E.g. if this is from a PDB file there will be references in it.
• Try checking SCOP or CATH.
• Look at VAST neighbors. See if the structure in question
is highly similar to another structure with a known fold.
SCOP (Structural Classification of Proteins)
• http://scop.mrc-lmb.cam.ac.uk/scop/
• Levels of the SCOP hierarchy:
– Family: clear evolutionary relationship
– Superfamily: probable common evolutionary origin
– Fold: major structural similarity
Bioinformatics databases
• Entrez is by far the most useful, because of the links
between the individual databases, e.g. literature,
sequence, structure, taxonomy, etc.
• Other specialty databases available on the internet can
also be very useful, of course!
Links Between and Within Nodes
Word weight
Computational
PubMed
abstracts
3 -D
3-D
Structures
Structure
Taxonomy
Phylogeny
VAST
Computation
Genomes
Nucleotide
BLAST
Computationalsequences
Protein
sequences
BLAST
Computationa
Entrez queries
• Be able to formulate queries using index terms
(Preview/Index), and limits.
Exercises!
• How many protein structures are there that include DNA and are
from bacteria?
• In PubMed, how many articles are there from the journal Science
and have “Alzheimer” in the title or abstract, and “amyloid beta”
anywhere? How many since the year 2000?
• Notice that the results are not 100% accurate!
• In 3D Domains, how many domains are there with no more than two
helices and 8 to 10 strands and are from the mouse?
P53 tumor suppressor protein
• Li-Fraumeni syndrome; only one functional copy of p53
predisposes to cancer.
• Mutations in p53 are found in most tumor types.
• p53 binds to DNA and stimulates another gene to
produce p21, which binds to another protein cdk2. This
prevents the cell from progressing thru the cell cycle.
G. Giglia-Mari, A. Sarasi, Hum.

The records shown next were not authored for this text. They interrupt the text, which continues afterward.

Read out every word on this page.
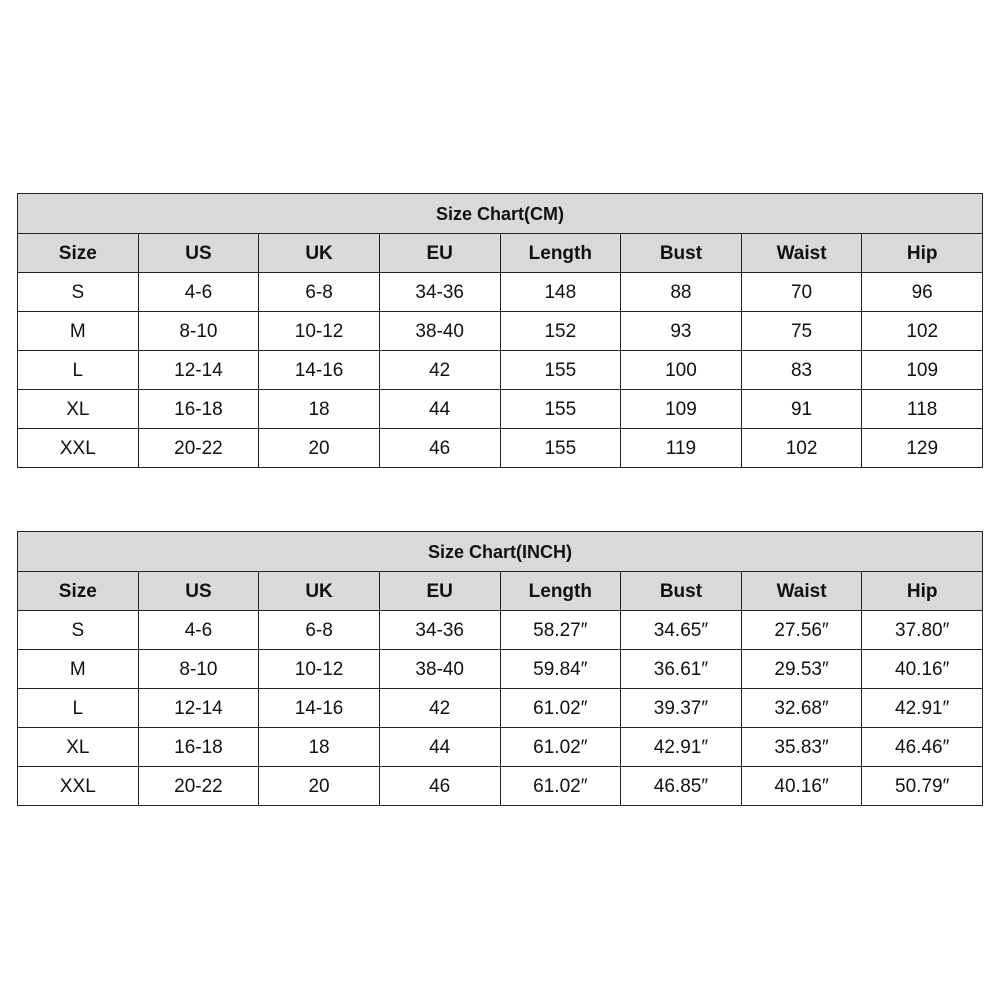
Size Chart(CM)							
Size	US	UK	EU	Length	Bust	Waist	Hip
S	4-6	6-8	34-36	148	88	70	96
M	8-10	10-12	38-40	152	93	75	102
L	12-14	14-16	42	155	100	83	109
XL	16-18	18	44	155	109	91	118
XXL	20-22	20	46	155	119	102	129
Size Chart(INCH)							
Size	US	UK	EU	Length	Bust	Waist	Hip
S	4-6	6-8	34-36	58.27″	34.65″	27.56″	37.80″
M	8-10	10-12	38-40	59.84″	36.61″	29.53″	40.16″
L	12-14	14-16	42	61.02″	39.37″	32.68″	42.91″
XL	16-18	18	44	61.02″	42.91″	35.83″	46.46″
XXL	20-22	20	46	61.02″	46.85″	40.16″	50.79″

Mutat. (2003) 21 217-228.
Exercise!
• Use Cn3D to investigate the binding of p53 to DNA.
• Formulate a query for Structure that will require the DNA
molecules to be present (there are 2 structures like this).
Miscellaneous topics
• BLAST a sequence against a genome; locate hits on
chromosomes with map viewer.
• Obtain genomic sequence with map viewer.

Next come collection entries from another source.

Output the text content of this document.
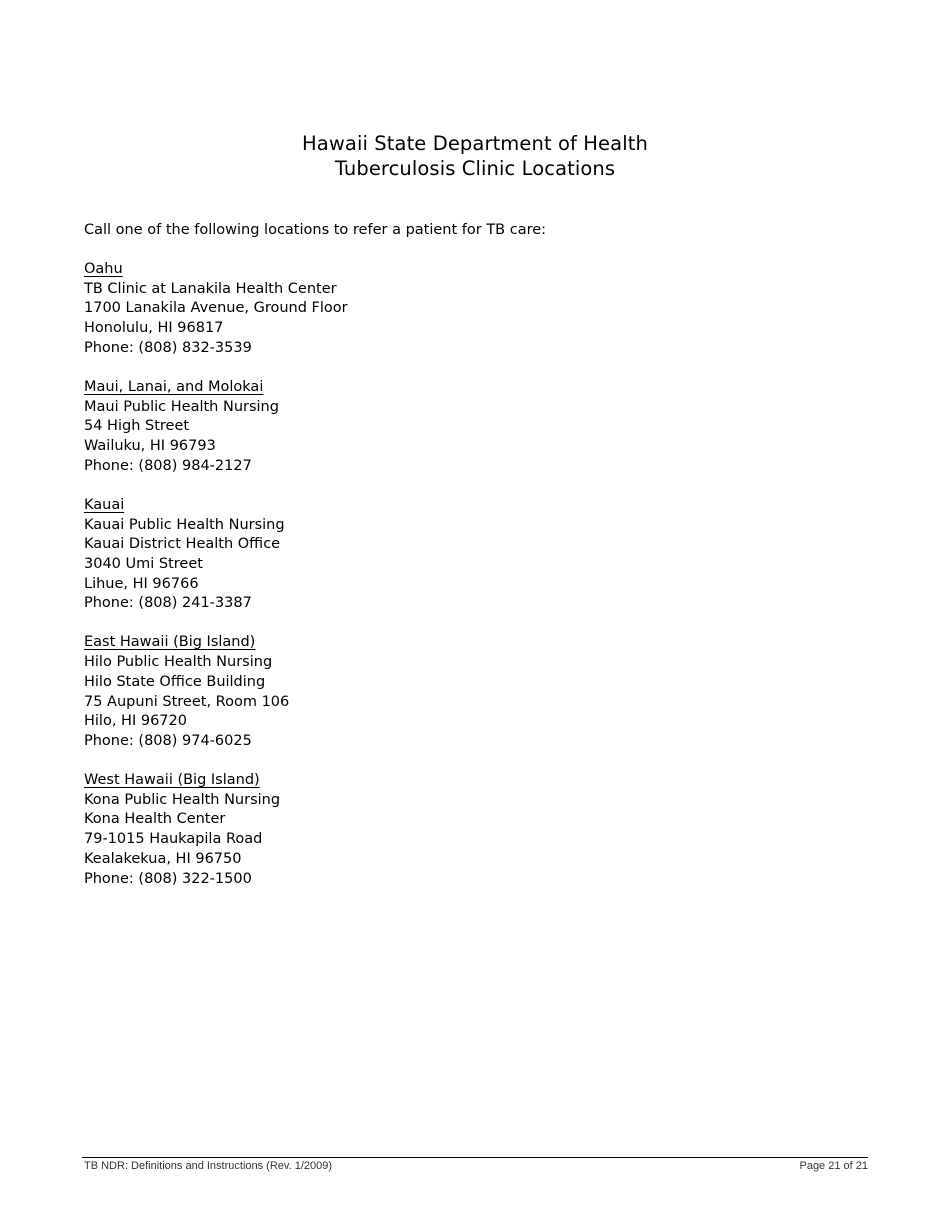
Hawaii State Department of Health
Tuberculosis Clinic Locations
Call one of the following locations to refer a patient for TB care:
Oahu
TB Clinic at Lanakila Health Center
1700 Lanakila Avenue, Ground Floor
Honolulu, HI 96817
Phone: (808) 832-3539
Maui, Lanai, and Molokai
Maui Public Health Nursing
54 High Street
Wailuku, HI 96793
Phone: (808) 984-2127
Kauai
Kauai Public Health Nursing
Kauai District Health Office
3040 Umi Street
Lihue, HI 96766
Phone: (808) 241-3387
East Hawaii (Big Island)
Hilo Public Health Nursing
Hilo State Office Building
75 Aupuni Street, Room 106
Hilo, HI 96720
Phone: (808) 974-6025
West Hawaii (Big Island)
Kona Public Health Nursing
Kona Health Center
79-1015 Haukapila Road
Kealakekua, HI 96750
Phone: (808) 322-1500
TB NDR: Definitions and Instructions (Rev. 1/2009)	Page 21 of 21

• Spidey to predict intron/exon structure (but we won’t use
spidey on the exam!).
• How sequence variations can affect protein
structure/function.
“EST exercise” summary
• BLAST the EST (or other DNA seq) against the genome.
• From the BLAST output you can get the genomic coordinates of any
nucleotide differences.
• Use map viewer to locate the hit on a chromosome; assume the hit
is in the region of a gene.
• By following the gene link you can get an accession for mRNA.
• By using the “dl” link you can get an accession for the genomic
sequence.
• Use “spidey” with the mRNA and genomic sequence to locate
changed residues in the protein.
“EST exercise” summary (cont.)
• From the gene report you can follow the protein link, and then
“Blink”.
• From the BLAST link page you can get to CDD and related
structures.
• Since you know where are the changed residues you can use the
structures to study what effect the changes might have on the
function of the protein.
Gene variants that can affect protein
function
• Mutation to a stop codon; truncates the protein product!
• Insertion/deletion of multiple bases; changes the sequence of amino
acid residues.
• Single point change could alter folding properties of the protein.
• Single point change could affect the active site of the protein.
• Single point change could affect an interaction site with another
molecule.
Important note!
• Most diseases (e.g. cancer) are complex and involve
multiple factors (not just a single malfunctioning protein!).